The generally agreed-upon definition of “deliverance ministry” will usually focus on the casting out of demons or spirits in an attempt to solve problems related to specific demons. For example, a deliverance minister may seek to help someone overcome anger by casting out a spirit of anger. Deliverance ministries also focus on tearing down spiritual strongholds in one’s life, finding inner healing, and claiming the victory in Christ over all enemies. Many refer to soul ties, curses, and the “legal rights” of demons. Biblically, demons or evil spirits are known to be fallen angels that rebelled in heaven with Satan (Revelation 12:4, 9; Isaiah 14:12–20; Ezekiel 28:1–19).
There is certainly quite a bit in Scripture about Satan and his horde of demons. There is little said about deliverance from them, and nothing said about deliverance as a “ministry.” The offices of the church are found in Ephesians 4:11. First were the apostles and prophets, the foundation of the church—with Jesus being the Chief Cornerstone (Ephesians 2:20). Next are listed evangelists, then pastors, and teachers. The ability to cast out demons is not listed as a spiritual gift or a ministerial duty.
The Gospels and Acts relate that Jesus and the disciples cast out demons. The teaching portions of the New Testament (Romans through Jude) refer to demonic activity yet do not discuss the method of casting them out, nor are believers exhorted to do so. We are told to put on the whole armor of God to stand against spiritual wickedness (Ephesians 6:10–18). We are told to resist the devil (James 4:7) and not give him room in our lives (Ephesians 4:27). However, we are not told how to cast him or his demons out of others, or that we should even consider doing so.

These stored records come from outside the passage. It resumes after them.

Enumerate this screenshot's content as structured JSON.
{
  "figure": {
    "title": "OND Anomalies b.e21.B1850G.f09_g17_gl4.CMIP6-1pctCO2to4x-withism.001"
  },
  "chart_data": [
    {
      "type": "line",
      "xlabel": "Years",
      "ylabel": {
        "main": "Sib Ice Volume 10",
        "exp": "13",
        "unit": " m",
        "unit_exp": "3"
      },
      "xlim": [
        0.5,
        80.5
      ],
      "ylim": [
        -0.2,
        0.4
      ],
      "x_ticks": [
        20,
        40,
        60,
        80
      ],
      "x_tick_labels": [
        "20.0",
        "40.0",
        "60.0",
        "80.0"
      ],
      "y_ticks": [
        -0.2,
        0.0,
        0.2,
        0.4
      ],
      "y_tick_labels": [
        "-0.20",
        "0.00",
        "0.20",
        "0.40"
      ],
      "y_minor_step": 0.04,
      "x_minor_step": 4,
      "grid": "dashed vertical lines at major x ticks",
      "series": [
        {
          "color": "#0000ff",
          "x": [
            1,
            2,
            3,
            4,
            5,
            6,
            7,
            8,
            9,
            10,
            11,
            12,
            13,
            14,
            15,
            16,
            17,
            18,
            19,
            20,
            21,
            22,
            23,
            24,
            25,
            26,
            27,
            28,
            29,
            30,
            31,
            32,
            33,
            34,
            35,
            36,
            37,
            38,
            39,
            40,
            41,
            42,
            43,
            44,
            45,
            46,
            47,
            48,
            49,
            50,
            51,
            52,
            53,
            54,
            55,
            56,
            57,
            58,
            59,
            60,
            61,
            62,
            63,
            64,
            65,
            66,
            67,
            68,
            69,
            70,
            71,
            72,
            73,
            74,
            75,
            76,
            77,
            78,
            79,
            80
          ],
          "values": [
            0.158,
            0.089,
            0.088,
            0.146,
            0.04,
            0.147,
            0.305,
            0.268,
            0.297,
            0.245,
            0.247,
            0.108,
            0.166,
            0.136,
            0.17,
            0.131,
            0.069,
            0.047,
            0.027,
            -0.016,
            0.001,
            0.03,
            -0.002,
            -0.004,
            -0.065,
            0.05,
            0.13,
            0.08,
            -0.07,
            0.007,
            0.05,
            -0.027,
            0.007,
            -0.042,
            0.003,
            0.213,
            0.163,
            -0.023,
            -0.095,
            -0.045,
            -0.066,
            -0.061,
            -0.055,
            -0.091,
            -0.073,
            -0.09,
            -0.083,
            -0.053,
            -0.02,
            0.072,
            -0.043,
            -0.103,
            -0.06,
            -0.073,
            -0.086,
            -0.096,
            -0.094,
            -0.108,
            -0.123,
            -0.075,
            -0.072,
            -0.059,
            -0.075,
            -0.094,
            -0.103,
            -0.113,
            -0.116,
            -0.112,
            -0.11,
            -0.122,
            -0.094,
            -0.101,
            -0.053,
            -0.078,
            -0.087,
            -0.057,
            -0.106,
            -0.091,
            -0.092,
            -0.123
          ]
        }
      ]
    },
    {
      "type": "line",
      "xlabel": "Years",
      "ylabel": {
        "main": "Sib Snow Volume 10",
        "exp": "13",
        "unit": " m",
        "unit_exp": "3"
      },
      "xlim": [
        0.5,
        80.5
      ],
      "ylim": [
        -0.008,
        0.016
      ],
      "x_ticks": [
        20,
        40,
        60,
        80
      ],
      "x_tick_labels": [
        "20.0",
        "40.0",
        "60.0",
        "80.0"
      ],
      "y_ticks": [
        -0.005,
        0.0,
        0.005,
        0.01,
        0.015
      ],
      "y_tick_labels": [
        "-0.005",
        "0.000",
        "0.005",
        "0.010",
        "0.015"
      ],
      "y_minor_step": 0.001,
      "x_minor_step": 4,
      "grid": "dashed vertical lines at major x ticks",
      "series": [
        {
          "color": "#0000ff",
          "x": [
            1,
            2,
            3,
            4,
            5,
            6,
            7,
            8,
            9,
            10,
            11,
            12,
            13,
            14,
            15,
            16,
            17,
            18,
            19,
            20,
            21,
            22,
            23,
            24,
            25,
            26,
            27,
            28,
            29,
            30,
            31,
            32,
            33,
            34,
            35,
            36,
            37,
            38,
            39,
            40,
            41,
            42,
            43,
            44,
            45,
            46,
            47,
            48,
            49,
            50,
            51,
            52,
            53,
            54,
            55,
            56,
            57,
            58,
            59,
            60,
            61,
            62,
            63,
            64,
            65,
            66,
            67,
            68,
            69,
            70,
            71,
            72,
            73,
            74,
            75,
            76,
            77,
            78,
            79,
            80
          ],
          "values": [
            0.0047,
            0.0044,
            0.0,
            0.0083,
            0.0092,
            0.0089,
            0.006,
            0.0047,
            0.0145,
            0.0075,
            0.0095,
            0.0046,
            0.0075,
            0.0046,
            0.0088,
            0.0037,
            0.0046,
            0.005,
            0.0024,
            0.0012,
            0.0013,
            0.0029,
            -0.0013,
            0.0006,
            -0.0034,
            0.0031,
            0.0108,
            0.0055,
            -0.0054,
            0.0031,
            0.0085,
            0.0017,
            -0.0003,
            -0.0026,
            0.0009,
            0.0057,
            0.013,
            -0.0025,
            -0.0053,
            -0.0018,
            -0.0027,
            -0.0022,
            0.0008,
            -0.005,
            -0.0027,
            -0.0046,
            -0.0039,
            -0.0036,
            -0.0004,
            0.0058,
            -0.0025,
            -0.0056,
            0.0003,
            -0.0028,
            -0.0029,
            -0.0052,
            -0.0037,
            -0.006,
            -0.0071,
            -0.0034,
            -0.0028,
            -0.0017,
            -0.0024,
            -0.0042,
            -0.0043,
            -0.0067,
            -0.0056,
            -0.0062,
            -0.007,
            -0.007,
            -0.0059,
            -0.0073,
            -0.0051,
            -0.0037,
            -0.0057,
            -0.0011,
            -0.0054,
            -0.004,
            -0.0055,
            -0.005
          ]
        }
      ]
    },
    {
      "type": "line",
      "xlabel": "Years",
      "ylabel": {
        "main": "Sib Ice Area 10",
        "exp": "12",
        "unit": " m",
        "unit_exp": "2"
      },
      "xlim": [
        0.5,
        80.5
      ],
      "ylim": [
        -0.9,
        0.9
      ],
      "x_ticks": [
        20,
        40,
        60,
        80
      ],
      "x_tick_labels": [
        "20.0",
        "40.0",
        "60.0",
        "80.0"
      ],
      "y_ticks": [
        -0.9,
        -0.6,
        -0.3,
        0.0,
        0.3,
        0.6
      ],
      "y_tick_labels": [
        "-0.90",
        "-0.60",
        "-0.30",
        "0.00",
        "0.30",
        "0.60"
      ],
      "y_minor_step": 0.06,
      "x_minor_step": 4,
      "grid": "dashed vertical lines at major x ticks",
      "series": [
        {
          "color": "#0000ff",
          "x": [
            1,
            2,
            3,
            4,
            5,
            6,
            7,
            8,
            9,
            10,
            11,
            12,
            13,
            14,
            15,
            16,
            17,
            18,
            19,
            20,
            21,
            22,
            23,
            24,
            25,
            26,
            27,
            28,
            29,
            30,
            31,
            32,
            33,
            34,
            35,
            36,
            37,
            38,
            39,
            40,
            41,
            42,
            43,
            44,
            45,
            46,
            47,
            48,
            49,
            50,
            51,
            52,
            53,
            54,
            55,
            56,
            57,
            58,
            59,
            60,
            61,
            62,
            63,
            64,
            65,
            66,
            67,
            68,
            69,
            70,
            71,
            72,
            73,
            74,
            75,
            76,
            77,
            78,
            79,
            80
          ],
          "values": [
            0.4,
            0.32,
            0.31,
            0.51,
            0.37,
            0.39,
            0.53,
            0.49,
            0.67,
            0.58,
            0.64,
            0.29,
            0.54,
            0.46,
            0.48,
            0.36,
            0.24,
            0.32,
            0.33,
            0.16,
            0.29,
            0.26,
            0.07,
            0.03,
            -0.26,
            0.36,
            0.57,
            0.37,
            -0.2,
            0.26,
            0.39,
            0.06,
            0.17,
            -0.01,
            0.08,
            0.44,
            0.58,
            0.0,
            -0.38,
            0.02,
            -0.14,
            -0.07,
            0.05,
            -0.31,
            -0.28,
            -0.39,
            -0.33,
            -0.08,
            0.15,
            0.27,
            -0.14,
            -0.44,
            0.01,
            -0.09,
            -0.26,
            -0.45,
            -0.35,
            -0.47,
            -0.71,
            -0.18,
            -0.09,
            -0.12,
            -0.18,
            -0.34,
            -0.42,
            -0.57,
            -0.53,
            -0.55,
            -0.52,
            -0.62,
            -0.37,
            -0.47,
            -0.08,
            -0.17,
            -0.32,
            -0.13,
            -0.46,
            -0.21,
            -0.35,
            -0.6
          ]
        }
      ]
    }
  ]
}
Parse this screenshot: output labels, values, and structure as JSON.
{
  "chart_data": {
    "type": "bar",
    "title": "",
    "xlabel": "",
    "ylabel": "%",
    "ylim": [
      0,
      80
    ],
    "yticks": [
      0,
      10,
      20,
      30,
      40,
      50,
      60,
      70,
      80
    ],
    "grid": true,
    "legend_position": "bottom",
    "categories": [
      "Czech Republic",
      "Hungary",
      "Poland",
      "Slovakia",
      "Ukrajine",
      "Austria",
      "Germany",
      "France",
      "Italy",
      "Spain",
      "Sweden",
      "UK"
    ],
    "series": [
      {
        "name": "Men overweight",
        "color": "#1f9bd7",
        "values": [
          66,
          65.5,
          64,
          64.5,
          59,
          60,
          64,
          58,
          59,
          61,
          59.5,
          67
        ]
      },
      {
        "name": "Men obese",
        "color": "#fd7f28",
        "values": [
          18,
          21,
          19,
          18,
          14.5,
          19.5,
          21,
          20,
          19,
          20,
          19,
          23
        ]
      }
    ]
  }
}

It is interesting that we have no record of Jesus’ instructions to His disciples on how to cast out demons, with the possible exceptions of Matthew 12:43–45 and 17:19–21, where some insight is given. When the disciples discovered that demons were subject to them in the name and authority of Jesus, they were joyful (Luke 10:17; cf. Acts 5:16; 8:7; 16:18; 19:12). But Jesus told the disciples, “Do not rejoice in this, that the spirits are subject to you, but rejoice that your names are recorded in heaven” (Luke 10:20).
Rather than being given a specific “deliverance ministry,” we have an authority in the powerful name of Jesus. One day, John said to Jesus, “We saw someone driving out demons in your name and we told him to stop, because he was not one of us.’ ‘Do not stop him,’ Jesus said. ‘For no one who does a miracle in my name can in the next moment say anything bad about me, for whoever is not against us is for us’” (Mark 9:38–40). Authority over demons is clearly the power of the Lord at work, whether or not the exorcist has a special ministry of deliverance.
The emphasis in spiritual warfare is highlighted in verses such as 1 John 4:4, “You, dear children, are from God and have overcome them, because the one who is in you is greater than the one who is in the world [the devil].” The victory is ours because of the Holy Spirit who dwells within us. Believers can overcome their struggles with the past, habits, and addictions, because “everyone born of God overcomes the world” (1 John 5:4). We need prayer, godly counsel, and the support of a good church, but not necessarily a “deliverance minister.”
We are told to “be alert and of sober mind. Your enemy the devil prowls around like a roaring lion looking for someone to devour. Resist him, standing firm in the faith. . . . And the God of all grace, who called you to his eternal glory in Christ, after you have suffered a little while, will himself restore you and make you strong, firm and steadfast” (1 Peter 5:8–10).
The key to victory in the Christian life is to be filled (controlled and empowered) with the Holy Spirit on a moment-by-moment basis (Ephesians 5:18). The Father knows who are His: “Those who are led by the Spirit of God are the children of God” (Romans 8:14). The Holy Spirit will not indwell anyone who is not born again (John 3:3–8; 2 Timothy 2:19; Acts 1:8; 1 Corinthians 3:16), so the first step in spiritual victory is to place our faith in Jesus Christ. Then, rejoice that Jesus is in you and you have His power and His victory.